In between his journeys he returns three times to his mistress – who ultimately refuses to help – and to his patriarch father, the retired colonel, who demands to see his grandson and who repeatedly claims that everything can be easily solved by hanging 200, later 500, men on Taksim Square.

The film is ultimately about the father’s quest for his son´s salvation, and his gradual realization that there’s something foul going on in the Republic of Turkey. This is an international production, even Elia Kazan (born in Istanbul, also a supporter of Yılmaz Güney) participated.

Towards the end of the film, one devastating scene follows another. Ali Fırat phones his father who by then has read in the newspaper that Erol killed Murat. The father shouts at Ali Fırat and slams down the receiver. Does the Colonel believe the newspaper story? Does he really condemn Ali for trying to save Erol from the police?

P.S. I now think in this foggy climate mistrust and poison, it is possible that a father – temporarily – and a grandfather could have believed that Erol killed Murat, and that Erol was heavily involved with a right-wing organization.

cast

Rutkay Aziz – Ali Fırat

his two sons
Uğur Polat – Erol
Fikret Kuşkan – Murat (the elder brother, murdered in the beginning)

Aslı Altan – İdil, Murat’s fiancée
Sevtap Parman – Suzan (Ali Fırat’s mistress)
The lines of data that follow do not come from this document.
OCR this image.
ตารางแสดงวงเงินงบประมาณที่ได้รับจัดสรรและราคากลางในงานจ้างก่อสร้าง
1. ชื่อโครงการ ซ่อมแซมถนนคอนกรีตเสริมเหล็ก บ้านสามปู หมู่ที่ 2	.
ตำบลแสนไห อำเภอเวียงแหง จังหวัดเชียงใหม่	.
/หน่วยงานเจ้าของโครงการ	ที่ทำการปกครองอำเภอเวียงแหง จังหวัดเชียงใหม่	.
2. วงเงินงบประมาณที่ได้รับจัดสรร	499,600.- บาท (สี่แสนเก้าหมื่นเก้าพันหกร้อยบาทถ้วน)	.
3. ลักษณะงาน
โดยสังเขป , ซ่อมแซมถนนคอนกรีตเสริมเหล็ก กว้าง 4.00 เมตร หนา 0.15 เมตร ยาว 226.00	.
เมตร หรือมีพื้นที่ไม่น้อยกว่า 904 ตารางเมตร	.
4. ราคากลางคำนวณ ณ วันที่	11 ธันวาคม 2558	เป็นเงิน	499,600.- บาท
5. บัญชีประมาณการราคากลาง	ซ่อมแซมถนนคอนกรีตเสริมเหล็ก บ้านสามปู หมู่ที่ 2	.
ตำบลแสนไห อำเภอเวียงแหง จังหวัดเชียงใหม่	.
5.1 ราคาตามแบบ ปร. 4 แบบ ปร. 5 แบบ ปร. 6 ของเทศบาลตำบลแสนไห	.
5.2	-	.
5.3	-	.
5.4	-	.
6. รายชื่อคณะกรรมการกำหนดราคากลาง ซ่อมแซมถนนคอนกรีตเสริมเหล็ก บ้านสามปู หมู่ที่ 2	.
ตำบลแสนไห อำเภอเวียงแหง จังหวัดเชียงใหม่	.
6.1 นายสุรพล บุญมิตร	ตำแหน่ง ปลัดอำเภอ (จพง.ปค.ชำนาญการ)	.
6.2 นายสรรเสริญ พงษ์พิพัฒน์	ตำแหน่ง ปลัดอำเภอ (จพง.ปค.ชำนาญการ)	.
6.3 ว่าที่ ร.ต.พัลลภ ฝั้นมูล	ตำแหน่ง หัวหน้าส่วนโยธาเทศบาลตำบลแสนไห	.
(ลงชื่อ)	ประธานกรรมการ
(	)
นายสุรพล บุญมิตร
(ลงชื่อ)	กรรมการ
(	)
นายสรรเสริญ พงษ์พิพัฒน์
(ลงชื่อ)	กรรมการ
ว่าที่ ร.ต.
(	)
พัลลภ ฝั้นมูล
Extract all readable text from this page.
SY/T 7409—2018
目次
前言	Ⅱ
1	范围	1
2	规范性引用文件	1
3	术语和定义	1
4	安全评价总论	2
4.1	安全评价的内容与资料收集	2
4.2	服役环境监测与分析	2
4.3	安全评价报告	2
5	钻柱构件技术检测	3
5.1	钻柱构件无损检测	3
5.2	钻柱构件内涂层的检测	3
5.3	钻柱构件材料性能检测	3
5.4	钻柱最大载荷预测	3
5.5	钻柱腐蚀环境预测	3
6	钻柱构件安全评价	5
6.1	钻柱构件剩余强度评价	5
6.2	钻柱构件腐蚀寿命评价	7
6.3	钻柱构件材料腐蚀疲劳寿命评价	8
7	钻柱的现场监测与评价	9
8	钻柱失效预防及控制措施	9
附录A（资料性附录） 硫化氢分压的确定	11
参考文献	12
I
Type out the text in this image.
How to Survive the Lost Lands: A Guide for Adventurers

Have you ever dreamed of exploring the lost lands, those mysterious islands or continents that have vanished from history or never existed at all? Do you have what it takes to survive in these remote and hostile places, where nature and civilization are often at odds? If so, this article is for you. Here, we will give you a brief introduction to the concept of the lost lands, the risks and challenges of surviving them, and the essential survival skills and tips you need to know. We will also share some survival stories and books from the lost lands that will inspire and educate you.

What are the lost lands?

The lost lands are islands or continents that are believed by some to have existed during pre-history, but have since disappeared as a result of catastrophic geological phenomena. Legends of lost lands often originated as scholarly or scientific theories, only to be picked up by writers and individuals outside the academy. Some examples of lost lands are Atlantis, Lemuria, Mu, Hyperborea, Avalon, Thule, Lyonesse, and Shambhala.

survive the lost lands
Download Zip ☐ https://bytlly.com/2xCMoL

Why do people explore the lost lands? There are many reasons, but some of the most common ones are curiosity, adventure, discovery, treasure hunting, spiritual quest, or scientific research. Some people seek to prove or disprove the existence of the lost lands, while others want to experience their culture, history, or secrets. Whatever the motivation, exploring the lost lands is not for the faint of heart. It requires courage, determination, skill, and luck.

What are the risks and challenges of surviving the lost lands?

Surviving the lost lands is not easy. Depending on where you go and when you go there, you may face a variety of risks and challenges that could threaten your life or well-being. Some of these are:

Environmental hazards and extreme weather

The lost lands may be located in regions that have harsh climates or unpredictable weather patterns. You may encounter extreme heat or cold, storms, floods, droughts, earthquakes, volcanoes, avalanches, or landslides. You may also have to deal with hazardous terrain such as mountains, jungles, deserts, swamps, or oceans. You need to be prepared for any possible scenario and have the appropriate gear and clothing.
Aytaç Yörükaslan – the skipper Osman Suzer
Menderes Samancılar – the janitor Seyit Efendi

Ülkü Tamer – the District Attourney, a friend of Ali
Eray Özbal ?
– Hüseyin Altın, the false suspect
Kenan Pars ?

Erdal Özyağcılar – Muhtar ?
Oğuz Fırıldak – the hitchhiker ?
and as guest Elia Kazan – the old man playing tavla in the café
(who in the screenshot is about to whisper something into Ali Fırat´s ear, but we don´t hear what he says.)

The film is available in low quality VCD format, English fan subtitles exist.